The Sox are playing so poorly to start the year that I can feel myself already transitioning to cheer-up mode; taking solace in that the highlights of yet another loss--their fourth-straight--will look professional on SportsCenter. At least with the Twins, their opponent is bad enough, and their city is uninteresting enough, that people might just ignore this badness altogether.
- Hector Noesi's line was terrible (4.1 IP, 5 H, 5 ER, 2 BB, 2 K, 2 HR), his season ERA (6.75) is terrible, and the mistake pitches he threw for bombs to Trevor Plouffe and Torii Hunter were terrible. We expect this from him so much, given his history, that the flashes of competence early, his smooth first inning, were strangely alluring. Obviously, there's stuff that once convinced experts he was a MLB starter, but you would replace him at first chance.
- J.B. Shuck hasn't played much but has already becoming the living embodiment of the offense while starting the last two games in place of a flu-stricken Adam Eaton. He batted lead-off, looped two singles off Nolasco, is now hitting .313/.313/.313 and didn't score (he did have an RBI, which kinda ruins this joke)
- You have to actually hit for some power, on occasion. Conor Gillaspie's second-inning double to the wall was the only extra-base hit of the day, and was enough to take him out of a group of five Sox hitters who played Saturday with ISO's under .100.
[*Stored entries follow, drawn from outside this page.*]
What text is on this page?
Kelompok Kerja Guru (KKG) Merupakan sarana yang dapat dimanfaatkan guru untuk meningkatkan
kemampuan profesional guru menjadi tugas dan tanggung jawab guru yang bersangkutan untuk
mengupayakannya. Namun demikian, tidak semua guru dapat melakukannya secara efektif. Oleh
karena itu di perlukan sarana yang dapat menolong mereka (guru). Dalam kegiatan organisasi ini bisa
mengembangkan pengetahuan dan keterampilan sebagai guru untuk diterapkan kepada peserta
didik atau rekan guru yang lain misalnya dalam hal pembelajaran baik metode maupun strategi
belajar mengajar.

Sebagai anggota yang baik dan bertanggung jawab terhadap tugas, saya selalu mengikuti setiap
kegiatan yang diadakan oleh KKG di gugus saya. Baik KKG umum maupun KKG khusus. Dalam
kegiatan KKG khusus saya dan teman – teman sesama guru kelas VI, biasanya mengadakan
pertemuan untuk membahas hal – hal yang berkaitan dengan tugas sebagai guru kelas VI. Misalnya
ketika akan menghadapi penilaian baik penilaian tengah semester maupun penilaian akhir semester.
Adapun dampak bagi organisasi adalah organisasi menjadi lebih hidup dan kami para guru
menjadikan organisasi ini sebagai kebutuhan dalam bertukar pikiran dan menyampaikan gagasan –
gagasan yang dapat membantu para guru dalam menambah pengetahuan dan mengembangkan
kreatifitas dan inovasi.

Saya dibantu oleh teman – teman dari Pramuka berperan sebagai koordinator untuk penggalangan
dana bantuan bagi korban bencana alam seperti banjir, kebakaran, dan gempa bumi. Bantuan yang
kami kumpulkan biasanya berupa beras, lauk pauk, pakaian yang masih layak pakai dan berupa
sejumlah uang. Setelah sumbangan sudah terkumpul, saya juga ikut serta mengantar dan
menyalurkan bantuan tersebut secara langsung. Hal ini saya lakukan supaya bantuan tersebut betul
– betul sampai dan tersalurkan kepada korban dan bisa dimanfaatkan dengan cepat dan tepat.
- Carlos Rodon is likely to bounce between riveting and scattershot for a while. On Saturday his few otherworldly sliders (he whiffed two) were mixed among poor fastball command and him narrowly avoiding destruction. His three shutout innings were bullpen-saving, but he allowed two inherited runs and a lot of loud contact. It's not like he would be worse than Noesi, but it's more of a polite knocking on the door of the rotation than banging it down.